12-Stunden-Tag – Sinn und Unsinn geänderter Grenzwerte

01. Oktober 2019

Die türkis-blaue Bundesregierung ist Geschichte, noch bevor sie annähernd in die Zielgerade der Legislaturperiode einbiegen konnte. Was bleibt, sind eine Vielzahl an unsozialen und arbeitnehmerInnenfeindlichen Gesetzen, wie beispielsweise die Möglichkeit zur Ausdehnung der Arbeitszeit. Diese Änderung musste allerdings zwangsläufig zu einer Neubeurteilung bestehender Grenzwerte für gefährliche Stoffe am Arbeitsplatz führen, welche nun – etwas verzögert – auch umgesetzt wird.

„Speed kills“

Als ob das türkis-blaue Regierungsteam geahnt hätte, dass ihm nicht viel Zeit bleibt, wurden tiefgreifende Reformen in Höchstgeschwindigkeit auf den Weg gebracht. Aus ExpertInnensicht kann hier vieles nur als überhastet und wenig durchdacht bezeichnet werden. Der 12-Stunden-Tag etwa wurde in einer Nacht-und-Nebel-Aktion per Initiativantrag durch das Parlament geboxt.

Während der Boulevard diese „Dynamik“ weitgehend feierte, wurden die kritischen Anmerkungen vieler ExpertInnen in der Praxis bald virulent. Ein Beispiel betrifft die verschiedenen Grenzwerte am Arbeitsplatz, welche bisher gesetzlich auf einen 8-Stunden-Tag festgelegt waren. Bei längeren Arbeitszeiten stellte sich schlicht die Frage, an welchen Grenzwerten sich Betriebe und Beschäftigte künftig orientieren sollten.

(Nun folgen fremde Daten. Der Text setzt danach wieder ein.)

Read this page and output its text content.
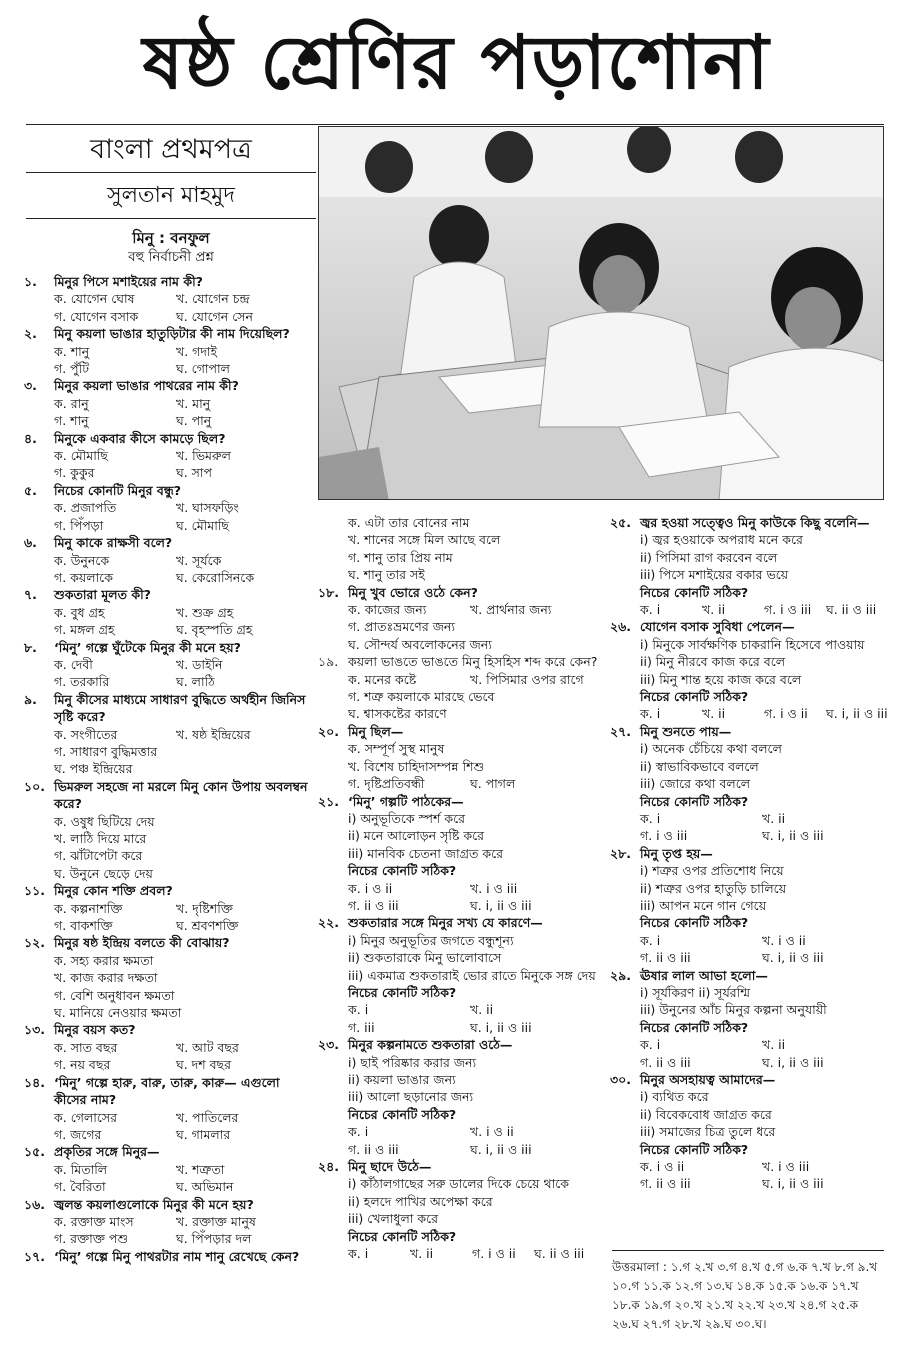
ষষ্ঠ শ্রেণির পড়াশোনা
বাংলা প্রথমপত্র
সুলতান মাহমুদ
মিনু : বনফুল
বহু নির্বাচনী প্রশ্ন
১.	মিনুর পিসে মশাইয়ের নাম কী?
ক. যোগেন ঘোষ	খ. যোগেন চন্দ্র
গ. যোগেন বসাক	ঘ. যোগেন সেন
২.	মিনু কয়লা ভাঙার হাতুড়িটার কী নাম দিয়েছিল?
ক. শানু	খ. গদাই
গ. পুঁটি	ঘ. গোপাল
৩.	মিনুর কয়লা ভাঙার পাথরের নাম কী?
ক. রানু	খ. মানু
গ. শানু	ঘ. পানু
৪.	মিনুকে একবার কীসে কামড়ে ছিল?
ক. মৌমাছি	খ. ভিমরুল
গ. কুকুর	ঘ. সাপ
৫.	নিচের কোনটি মিনুর বন্ধু?
ক. প্রজাপতি	খ. ঘাসফড়িং
গ. পিঁপড়া	ঘ. মৌমাছি
৬.	মিনু কাকে রাক্ষসী বলে?
ক. উনুনকে	খ. সূর্যকে
গ. কয়লাকে	ঘ. কেরোসিনকে
৭.	শুকতারা মূলত কী?
ক. বুধ গ্রহ	খ. শুক্র গ্রহ
গ. মঙ্গল গ্রহ	ঘ. বৃহস্পতি গ্রহ
৮.	‘মিনু’ গল্পে ঘুঁটেকে মিনুর কী মনে হয়?
ক. দেবী	খ. ডাইনি
গ. তরকারি	ঘ. লাঠি
৯.	মিনু কীসের মাধ্যমে সাধারণ বুদ্ধিতে অর্থহীন জিনিস সৃষ্টি করে?
ক. সংগীতের	খ. ষষ্ঠ ইন্দ্রিয়ের
গ. সাধারণ বুদ্ধিমত্তার
ঘ. পঞ্চ ইন্দ্রিয়ের
১০. ভিমরুল সহজে না মরলে মিনু কোন উপায় অবলম্বন করে?
ক. ওষুধ ছিটিয়ে দেয়
খ. লাঠি দিয়ে মারে
গ. ঝাঁটাপেটা করে
ঘ. উনুনে ছেড়ে দেয়
১১. মিনুর কোন শক্তি প্রবল?
ক. কল্পনাশক্তি	খ. দৃষ্টিশক্তি
গ. বাকশক্তি	ঘ. শ্রবণশক্তি
১২. মিনুর ষষ্ঠ ইন্দ্রিয় বলতে কী বোঝায়?
ক. সহ্য করার ক্ষমতা
খ. কাজ করার দক্ষতা
গ. বেশি অনুধাবন ক্ষমতা
ঘ. মানিয়ে নেওয়ার ক্ষমতা
১৩. মিনুর বয়স কত?
ক. সাত বছর	খ. আট বছর
গ. নয় বছর	ঘ. দশ বছর
১৪. ‘মিনু’ গল্পে হারু, বারু, তারু, কারু— এগুলো কীসের নাম?
ক. গেলাসের	খ. পাতিলের
গ. জগের	ঘ. গামলার
১৫. প্রকৃতির সঙ্গে মিনুর—
ক. মিতালি	খ. শত্রুতা
গ. বৈরিতা	ঘ. অভিমান
১৬. জ্বলন্ত কয়লাগুলোকে মিনুর কী মনে হয়?
ক. রক্তাক্ত মাংস	খ. রক্তাক্ত মানুষ
গ. রক্তাক্ত পশু	ঘ. পিঁপড়ার দল
১৭. ‘মিনু’ গল্পে মিনু পাথরটার নাম শানু রেখেছে কেন?
ক. এটা তার বোনের নাম
খ. শানের সঙ্গে মিল আছে বলে
গ. শানু তার প্রিয় নাম
ঘ. শানু তার সই
১৮. মিনু খুব ভোরে ওঠে কেন?
ক. কাজের জন্য	খ. প্রার্থনার জন্য
গ. প্রাতঃভ্রমণের জন্য
ঘ. সৌন্দর্য অবলোকনের জন্য
১৯. কয়লা ভাঙতে ভাঙতে মিনু হিসহিস শব্দ করে কেন?
ক. মনের কষ্টে	খ. পিসিমার ওপর রাগে
গ. শত্রু কয়লাকে মারছে ভেবে
ঘ. শ্বাসকষ্টের কারণে
২০. মিনু ছিল—
ক. সম্পূর্ণ সুস্থ মানুষ
খ. বিশেষ চাহিদাসম্পন্ন শিশু
গ. দৃষ্টিপ্রতিবন্ধী	ঘ. পাগল
২১. ‘মিনু’ গল্পটি পাঠকের—
i) অনুভূতিকে স্পর্শ করে
ii) মনে আলোড়ন সৃষ্টি করে
iii) মানবিক চেতনা জাগ্রত করে
নিচের কোনটি সঠিক?
ক. i ও ii	খ. i ও iii
গ. ii ও iii	ঘ. i, ii ও iii
২২. শুকতারার সঙ্গে মিনুর সখ্য যে কারণে—
i) মিনুর অনুভূতির জগতে বন্ধুশূন্য
ii) শুকতারাকে মিনু ভালোবাসে
iii) একমাত্র শুকতারাই ভোর রাতে মিনুকে সঙ্গ দেয়
নিচের কোনটি সঠিক?
ক. i	খ. ii
গ. iii	ঘ. i, ii ও iii
২৩. মিনুর কল্পনামতে শুকতারা ওঠে—
i) ছাই পরিষ্কার করার জন্য
ii) কয়লা ভাঙার জন্য
iii) আলো ছড়ানোর জন্য
নিচের কোনটি সঠিক?
ক. i	খ. i ও ii
গ. ii ও iii	ঘ. i, ii ও iii
২৪. মিনু ছাদে উঠে—
i) কাঁঠালগাছের সরু ডালের দিকে চেয়ে থাকে
ii) হলদে পাখির অপেক্ষা করে
iii) খেলাধুলা করে
নিচের কোনটি সঠিক?
ক. i	খ. ii	গ. i ও ii ঘ. ii ও iii
২৫. জ্বর হওয়া সত্ত্বেও মিনু কাউকে কিছু বলেনি—
i) জ্বর হওয়াকে অপরাধ মনে করে
ii) পিসিমা রাগ করবেন বলে
iii) পিসে মশাইয়ের বকার ভয়ে
নিচের কোনটি সঠিক?
ক. i	খ. ii	গ. i ও iii ঘ. ii ও iii
২৬. যোগেন বসাক সুবিধা পেলেন—
i) মিনুকে সার্বক্ষণিক চাকরানি হিসেবে পাওয়ায়
ii) মিনু নীরবে কাজ করে বলে
iii) মিনু শান্ত হয়ে কাজ করে বলে
নিচের কোনটি সঠিক?
ক. i	খ. ii	গ. i ও ii ঘ. i, ii ও iii
২৭. মিনু শুনতে পায়—
i) অনেক চেঁচিয়ে কথা বললে
ii) স্বাভাবিকভাবে বললে
iii) জোরে কথা বললে
নিচের কোনটি সঠিক?
ক. i	খ. ii
গ. i ও iii	ঘ. i, ii ও iii
২৮. মিনু তৃপ্ত হয়—
i) শত্রুর ওপর প্রতিশোধ নিয়ে
ii) শত্রুর ওপর হাতুড়ি চালিয়ে
iii) আপন মনে গান গেয়ে
নিচের কোনটি সঠিক?
ক. i	খ. i ও ii
গ. ii ও iii	ঘ. i, ii ও iii
২৯. ঊষার লাল আভা হলো—
i) সূর্যকিরণ ii) সূর্যরশ্মি
iii) উনুনের আঁচ মিনুর কল্পনা অনুযায়ী
নিচের কোনটি সঠিক?
ক. i	খ. ii
গ. ii ও iii	ঘ. i, ii ও iii
৩০. মিনুর অসহায়ত্ব আমাদের—
i) ব্যথিত করে
ii) বিবেকবোধ জাগ্রত করে
iii) সমাজের চিত্র তুলে ধরে
নিচের কোনটি সঠিক?
ক. i ও ii	খ. i ও iii
গ. ii ও iii	ঘ. i, ii ও iii
উত্তরমালা : ১.গ ২.খ ৩.গ ৪.খ ৫.গ ৬.ক ৭.খ ৮.গ ৯.খ ১০.গ ১১.ক ১২.গ ১৩.ঘ ১৪.ক ১৫.ক ১৬.ক ১৭.খ ১৮.ক ১৯.গ ২০.খ ২১.খ ২২.খ ২৩.খ ২৪.গ ২৫.ক ২৬.ঘ ২৭.গ ২৮.খ ২৯.ঘ ৩০.ঘ।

Schließlich handelt es sich häufig um gefährliche, krebserzeugende Arbeitsstoffe. „Speed kills“, hatte Andreas Khol (ÖVP) einst seiner Partei während des ersten fehlgeschlagenen schwarz-blauen Experiments ausgerichtet. Dies scheint auch hier zu gelten.

Erlass zu Grenzwerten

Nun sind krebserzeugende Arbeitsstoffe der aktuelle Schwerpunkt der europäischen Kampagne für Sicherheit und Gesundheit am Arbeitsplatz. Neben der Arbeiterkammer und dem ÖGB befassen sich auch die AUVA und die Arbeitsinspektion eingehend mit der Thematik. Die auf fundierter wissenschaftlicher Einschätzung beruhende erschreckende Zahl von über 1.800 arbeitsbedingten Krebstoten jährlich in Österreich wurde medial häufig aufgegriffen und konnte somit auch von der ehemaligen Regierung nicht gänzlich ignoriert werden.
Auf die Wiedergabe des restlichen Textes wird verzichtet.